Clipperz and PassPack differ in whether you are allowed to audit their service. Clipperz: > Clipperz grants you a license to use the source code related to the Service for the sole purposes of performing security reviews of the code or enhancing the interoperability of other products and services with the Service.

whereas, PassPack: > You are prohibited from violating or attempting to violate the security of this Site, including, without limitation, (i) accessing data not intended for you or logging into a server or account that you are not authorized to access; (ii) attempting to probe, scan or test the vulnerability of a system or network or to breach security or authentication measures without proper authorization; […]

Clipperz’s terms in this regard are the most reasonable I think I’ve ever seen.

The other main difference is that PassPack is a commercial service so you put your trust in them by establishing a contract.

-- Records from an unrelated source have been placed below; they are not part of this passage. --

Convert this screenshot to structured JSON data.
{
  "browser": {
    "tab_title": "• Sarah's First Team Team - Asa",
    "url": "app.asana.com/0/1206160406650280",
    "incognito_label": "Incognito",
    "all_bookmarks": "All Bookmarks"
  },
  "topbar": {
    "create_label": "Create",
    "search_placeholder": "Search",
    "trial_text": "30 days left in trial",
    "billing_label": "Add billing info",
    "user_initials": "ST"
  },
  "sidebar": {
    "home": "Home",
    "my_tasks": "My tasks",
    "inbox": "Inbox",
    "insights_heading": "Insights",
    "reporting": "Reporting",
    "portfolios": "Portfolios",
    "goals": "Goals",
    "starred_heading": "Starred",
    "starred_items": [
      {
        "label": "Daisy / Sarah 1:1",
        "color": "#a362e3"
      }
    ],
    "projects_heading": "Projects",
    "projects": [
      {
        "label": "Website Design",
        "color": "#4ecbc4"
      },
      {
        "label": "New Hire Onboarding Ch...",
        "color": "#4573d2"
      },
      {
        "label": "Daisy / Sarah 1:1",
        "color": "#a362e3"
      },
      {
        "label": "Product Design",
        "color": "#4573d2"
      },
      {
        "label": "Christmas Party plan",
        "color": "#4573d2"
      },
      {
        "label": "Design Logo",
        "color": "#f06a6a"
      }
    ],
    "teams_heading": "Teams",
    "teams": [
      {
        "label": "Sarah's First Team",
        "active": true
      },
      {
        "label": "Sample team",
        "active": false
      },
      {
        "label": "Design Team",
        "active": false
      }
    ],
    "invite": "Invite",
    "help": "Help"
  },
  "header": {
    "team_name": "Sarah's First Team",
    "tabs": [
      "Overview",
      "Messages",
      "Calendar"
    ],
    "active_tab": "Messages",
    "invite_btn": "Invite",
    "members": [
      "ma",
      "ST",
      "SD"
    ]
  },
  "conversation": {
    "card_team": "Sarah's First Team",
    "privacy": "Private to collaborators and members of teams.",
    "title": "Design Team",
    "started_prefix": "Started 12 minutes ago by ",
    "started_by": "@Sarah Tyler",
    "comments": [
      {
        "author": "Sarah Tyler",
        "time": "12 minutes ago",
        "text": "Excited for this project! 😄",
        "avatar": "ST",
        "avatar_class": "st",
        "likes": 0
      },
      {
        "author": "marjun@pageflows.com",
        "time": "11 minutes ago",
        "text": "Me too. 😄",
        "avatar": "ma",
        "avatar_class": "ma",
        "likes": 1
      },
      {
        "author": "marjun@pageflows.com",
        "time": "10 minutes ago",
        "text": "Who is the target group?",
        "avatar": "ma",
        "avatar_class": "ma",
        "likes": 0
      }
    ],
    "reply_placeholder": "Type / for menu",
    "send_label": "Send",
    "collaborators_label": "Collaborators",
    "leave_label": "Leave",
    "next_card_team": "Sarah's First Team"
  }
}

As the Digital Railroad failure fiasco shows, that’s no guarantee. Clipperz is currently not a paid service but is open source; you trust their goodwill and can always roll your own in case of emergency. On the other hand, PassPack has revenue, which means they can continue to innovate whereas Clipperz needs investors or volunteers.

It’s a tough choice. I’m leaning towards Clipperz philosophically but there is a lot to like about PassPack as well.